Infirmiers à domicile : loin des yeux, loin des soins
Colette, 80 ans, a été hospitalisée pour un accident vasculaire cérébral fin octobre. Depuis, elle a regagné son domicile à 10 km du centre-ville. Visiblement trop excentré pour lui assurer des soins
En habitant au domaine du pin de la Lègue à Fréjus, sur la route de Bagnols-en-Forêt à 10 km du centre-ville, Colette, 80 ans, ne pensait pas « loger au fin fond de la campagne », dans ce qui pourrait s’apparenter à un ‘‘désert médical’’.
Pourtant, elle se trouve dans l’attente, depuis trois semaines et sa sortie du centre de convalescence Les Héliades à Fréjus, qu’un infirmier accepte de venir à son domicile lui dispenser des soins. Colette avait intégré cet établissement à la suite d’un séjour au CHI Bonnet, après un accident vasculaire cérébral fin octobre. Sa première sortie de l’hôpital, prévue en décembre dernier, a été décalée en raison de cas de Covid dans son entourage familial. Claude, son mari de 82 ans, a été hospitalisé en urgence les deux premières semaines de l’année à l’hôpital intercommunal pour ce même virus.
La sortie de Colette était donc prévue le 15 janvier avec, dans les mains, une ordonnance du médecin pour bénéficier de soins à domicile, trois fois par jour.
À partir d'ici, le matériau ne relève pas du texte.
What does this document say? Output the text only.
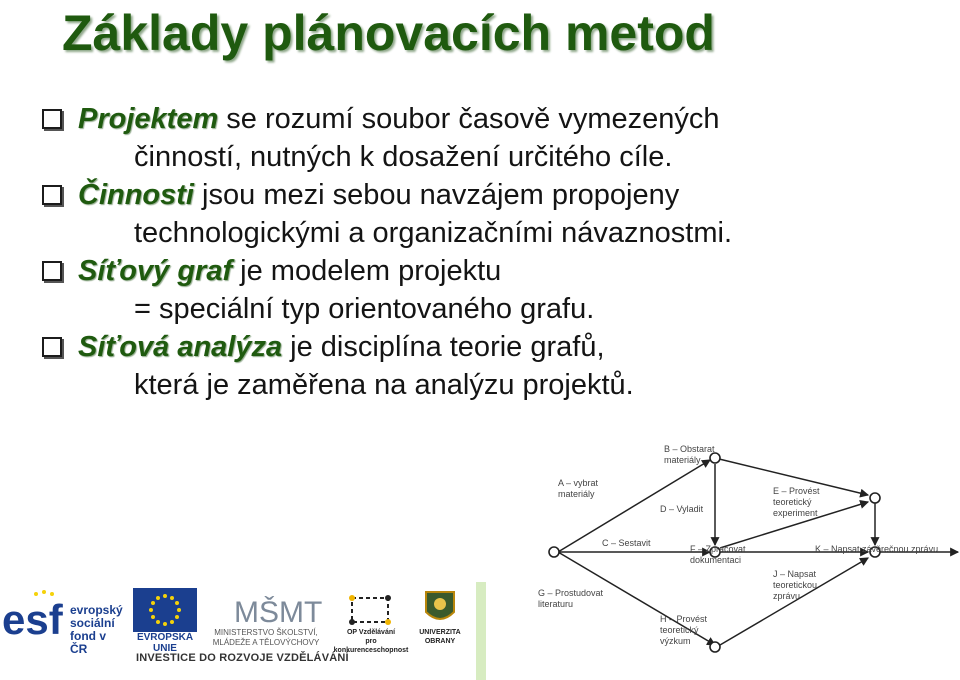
Základy plánovacích metod

Projektem se rozumí soubor časově vymezených
činností, nutných k dosažení určitého cíle.

Činnosti jsou mezi sebou navzájem propojeny
technologickými a organizačními návaznostmi.

Síťový graf je modelem projektu
= speciální typ orientovaného grafu.

Síťová analýza je disciplína teorie grafů,
která je zaměřena na analýzu projektů.

A – vybrat materiály
B – Obstarat materiály
D – Vyladit
E – Provést teoretický experiment
C – Sestavit
F – Zpracovat dokumentaci
K – Napsat závěrečnou zprávu
J – Napsat teoretickou zprávu
G – Prostudovat literaturu
H – Provést teoretický výzkum
esf evropský
sociální
fond v ČR
EVROPSKÁ UNIE
MŠMT
MINISTERSTVO ŠKOLSTVÍ,
MLÁDEŽE A TĚLOVÝCHOVY
OP Vzdělávání
pro konkurenceschopnost
UNIVERZITA
OBRANY
INVESTICE DO ROZVOJE VZDĚLÁVÁNÍ
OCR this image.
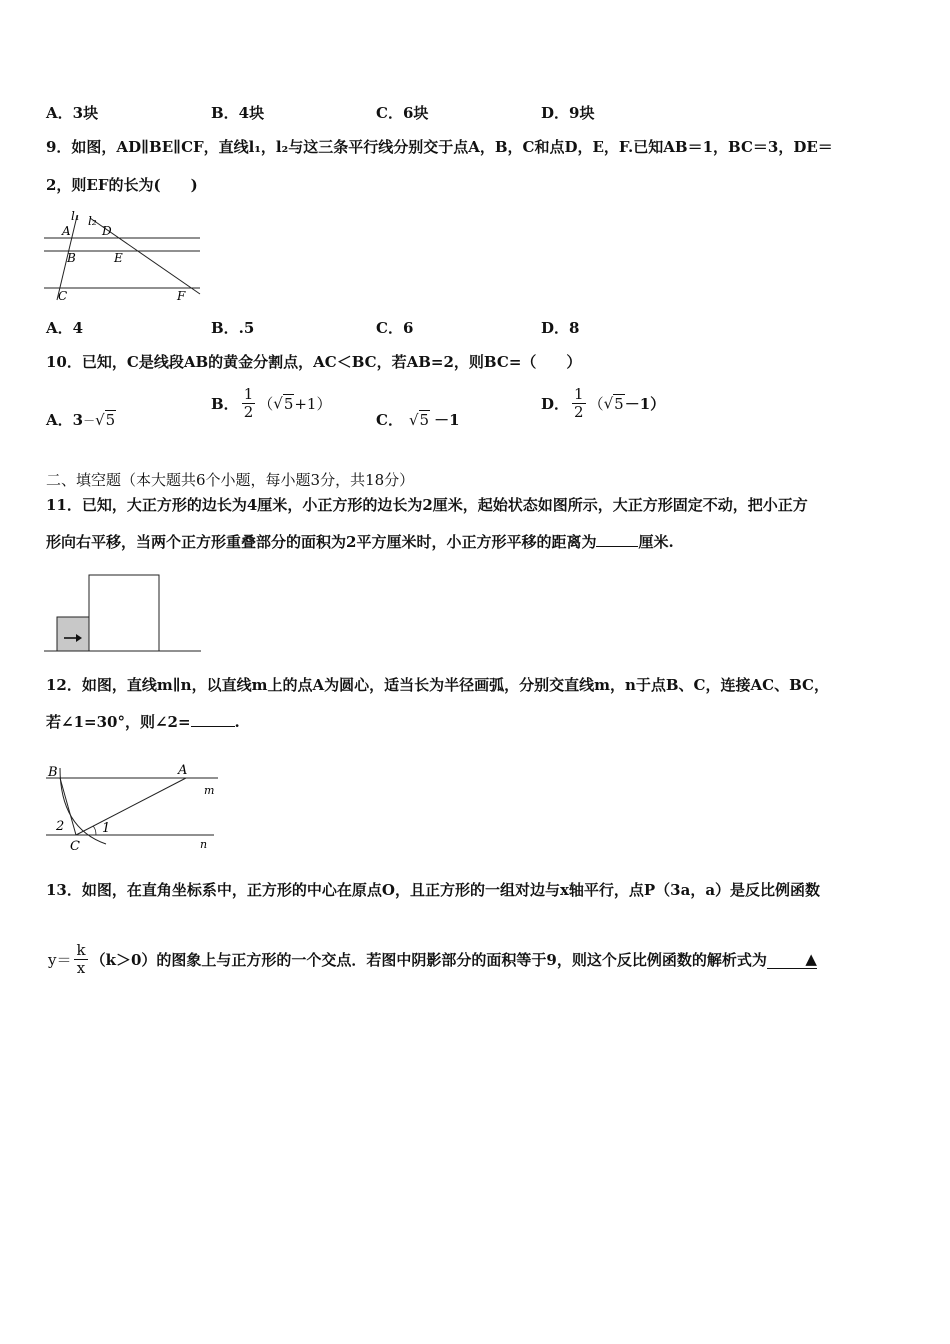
A．3块	B．4块	C．6块	D．9块
9．如图，AD∥BE∥CF，直线l₁，l₂与这三条平行线分别交于点A，B，C和点D，E，F.已知AB＝1，BC＝3，DE＝
2，则EF的长为(　　)
l₁ l₂
A	D
B	E
C	F
A．4	B．.5	C．6	D．8
10．已知，C是线段AB的黄金分割点，AC＜BC，若AB=2，则BC=（　　）
A．3－√5
B． $\frac{1}{2} (√5+1)$
C． √5 －1
D． $\frac{1}{2} (√5-1)$
二、填空题（本大题共6个小题，每小题3分，共18分）
11．已知，大正方形的边长为4厘米，小正方形的边长为2厘米，起始状态如图所示，大正方形固定不动，把小正方
形向右平移，当两个正方形重叠部分的面积为2平方厘米时，小正方形平移的距离为	厘米.
12．如图，直线m∥n，以直线m上的点A为圆心，适当长为半径画弧，分别交直线m，n于点B、C，连接AC、BC，
若∠1=30°，则∠2=	.
B	A
m
2	1
C	n
13．如图，在直角坐标系中，正方形的中心在原点O，且正方形的一组对边与x轴平行，点P（3a，a）是反比例函数
$y= \frac{k}{x} (k>0)$的图象上与正方形的一个交点．若图中阴影部分的面积等于9，则这个反比例函数的解析式为	▲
L’assistante sociale du centre de convalescence avait aiguillé la famille vers le Services de soins infirmiers à domicile (SSIAD), un organisme assurant la mise en relation entre patients et infirmiers.
Possible en décembre… mais plus en janvier
Comme l’a précisé l’établissement de santé fréjusien, « à partir du moment où le médecin estime que la personne peut quitter l’unité, nous accompagnons la famille dans les démarches ».
Ce qui a été fait. Pour la sortie initiale de Colette, un personnel médical avait été trouvé. Mais il n’était plus disponible en janvier. La famille s’en est émue auprès du SSIAD, mandaté pour trouver une infirmière. «On nous a répondu que notre tour était passé, qu’il n’y avait pas de liste d’attente et qu’il fallait se rapprocher des infirmiers libéraux, résume Christine Pernet, une des filles du couple. Contacté la semaine dernière, l’organisme indiquait « ne pas souhaiter faire de commentaires sur ce sujet et son organisation », mais appelait la famille à se rapprocher d’eux. Chose faite à plusieurs reprises, depuis le début du mois de janvier, avec toujours la même réponse : « Nous ne sommes plus prioritaires vu que ma maman a quitté un établissement de santé. »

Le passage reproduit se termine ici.